Speech recognition technology is the most natural and concise way of human-computer communication. It is a high-tech technology that enables the machine to automatically recognize and understand the meaning of the speaker, and transform the speech signal into the correct text or command. According to the practical application, speech recognition can be divided into: specific person and non-specific person recognition, isolated word and continuous word recognition, small vocabulary and unlimited vocabulary recognition. Considering the factors of cost and application scope, this paper applies a speaker independent, isolated word and small vocabulary speech recognition system based on TMS320VC5509 DSP. Through the actual test, the speech recognition system using the DSP has high real-time performance and recognition rate, and the calculator based on the system has high accuracy for real-time digital calculation, which can basically solve the difficult situation of using calculator in special groups and special places.
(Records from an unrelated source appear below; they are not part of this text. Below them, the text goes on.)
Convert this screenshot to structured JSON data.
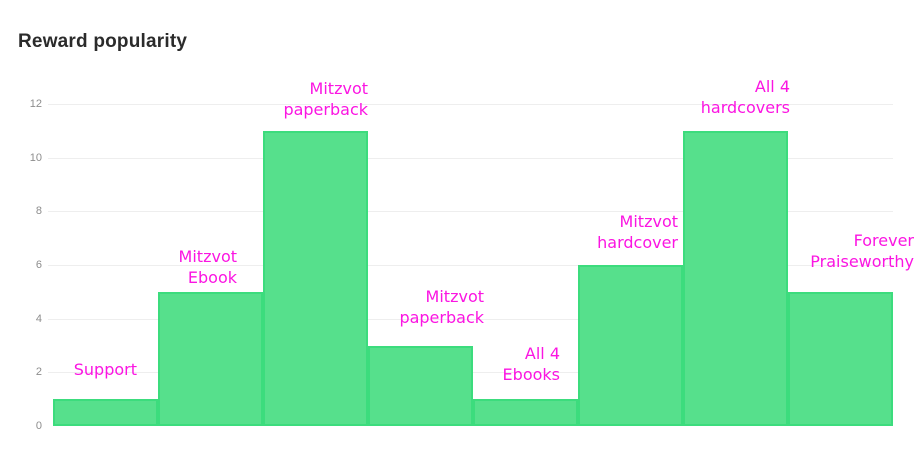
{
  "header": {
    "title": "Reward popularity"
  },
  "colors": {
    "bar_fill": "#56E08C",
    "bar_border": "#3CDC7D",
    "bar_label": "#FB15E2",
    "axis_tick": "#8D8D8D",
    "gridline": "#EEEEEE",
    "title": "#2B2B2B",
    "background": "#FFFFFF"
  },
  "chart_data": {
    "type": "bar",
    "title": "Reward popularity",
    "categories": [
      "Support",
      "Mitzvot Ebook",
      "Mitzvot paperback",
      "Mitzvot paperback",
      "All 4 Ebooks",
      "Mitzvot hardcover",
      "All 4 hardcovers",
      "Forever Praiseworthy"
    ],
    "values": [
      1,
      5,
      11,
      3,
      1,
      6,
      11,
      5
    ],
    "label_lines": [
      [
        "Support"
      ],
      [
        "Mitzvot",
        "Ebook"
      ],
      [
        "Mitzvot",
        "paperback"
      ],
      [
        "Mitzvot",
        "paperback"
      ],
      [
        "All 4",
        "Ebooks"
      ],
      [
        "Mitzvot",
        "hardcover"
      ],
      [
        "All 4",
        "hardcovers"
      ],
      [
        "Forever",
        "Praiseworthy"
      ]
    ],
    "xlabel": "",
    "ylabel": "",
    "ylim": [
      0,
      12
    ],
    "yticks": [
      0,
      2,
      4,
      6,
      8,
      10,
      12
    ],
    "gridlines_at": [
      2,
      4,
      6,
      8,
      10,
      12
    ],
    "grid": true,
    "legend": false,
    "bar_gap": 0
  }
}
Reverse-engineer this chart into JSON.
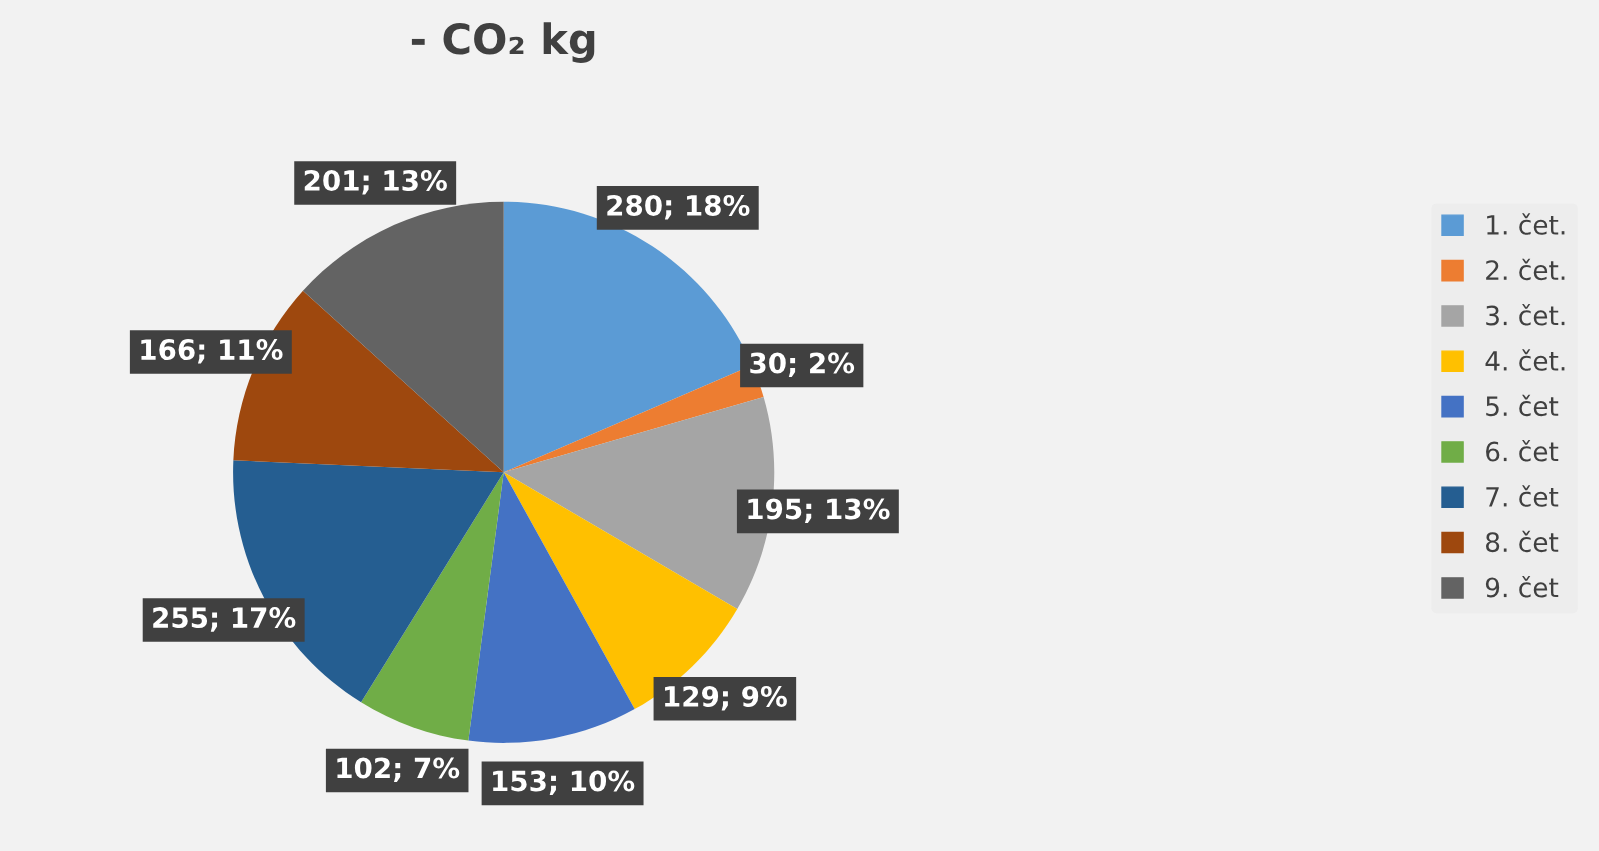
{
  "chart_data": {
    "type": "pie",
    "title": "- CO₂ kg",
    "categories": [
      "1. čet.",
      "2. čet.",
      "3. čet.",
      "4. čet.",
      "5. čet",
      "6. čet",
      "7. čet",
      "8. čet",
      "9. čet"
    ],
    "values": [
      280,
      30,
      195,
      129,
      153,
      102,
      255,
      166,
      201
    ],
    "colors": [
      "#5b9bd5",
      "#ed7d31",
      "#a5a5a5",
      "#ffc000",
      "#4472c4",
      "#70ad47",
      "#255e91",
      "#9e480e",
      "#636363"
    ],
    "value_labels": [
      "280; 18%",
      "30; 2%",
      "195; 13%",
      "129; 9%",
      "153; 10%",
      "102; 7%",
      "255; 17%",
      "166; 11%",
      "201; 13%"
    ],
    "legend": "right"
  }
}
Speech recognition process mainly includes speech signal preprocessing, feature extraction, pattern matching and other parts. After the input of speech signal, preprocessing and digitization are the precondition of speech recognition. Feature extraction is an essential step for speech signal training and recognition. The cepstrum parameters of Mel coefficients of each frame are extracted as the feature values of speech signal. At present, template matching algorithms include DTW algorithm, HMM hidden Markov model, ANN artificial neural network and so on. In this paper, HMM hidden Markov model is used, and the extracted eigenvalues are stored in the reference pattern library to match the eigenvalues of the speech signal to be recognized. Matching calculation is the core part of speech recognition. After feature extraction, the speech to be recognized is matched with the template generated during system training. In speaker recognition, the speech corresponding to the model with the greatest similarity to the speech to be recognized is taken as the recognition result.
System hardware structure
Figure 2 is the system hardware block diagram. The core device of this system is TMS320VC5509 fixed-point DSP of TI company. In this system, it is not only the core of speech recognition, but also the operation part of calculator. TMS320VC5509 is the operation processing unit of the system, which has two multipliers (MAC) and four accumulators (ACC); One 40 bit ALU and one 16 bit ALU, which greatly enhance the computing power of DSP; The instruction word length is not only 16 bits, but also up to 48 bits. The data word length is 16 bits; The program of TMS320VC5509 can be written through USB interface without the aid of emulator. Based on these advantages, the device can save development funds and reduce the area of circuit board. The interface circuit between DSP and TLV320AIC23 is shown in Figure 3.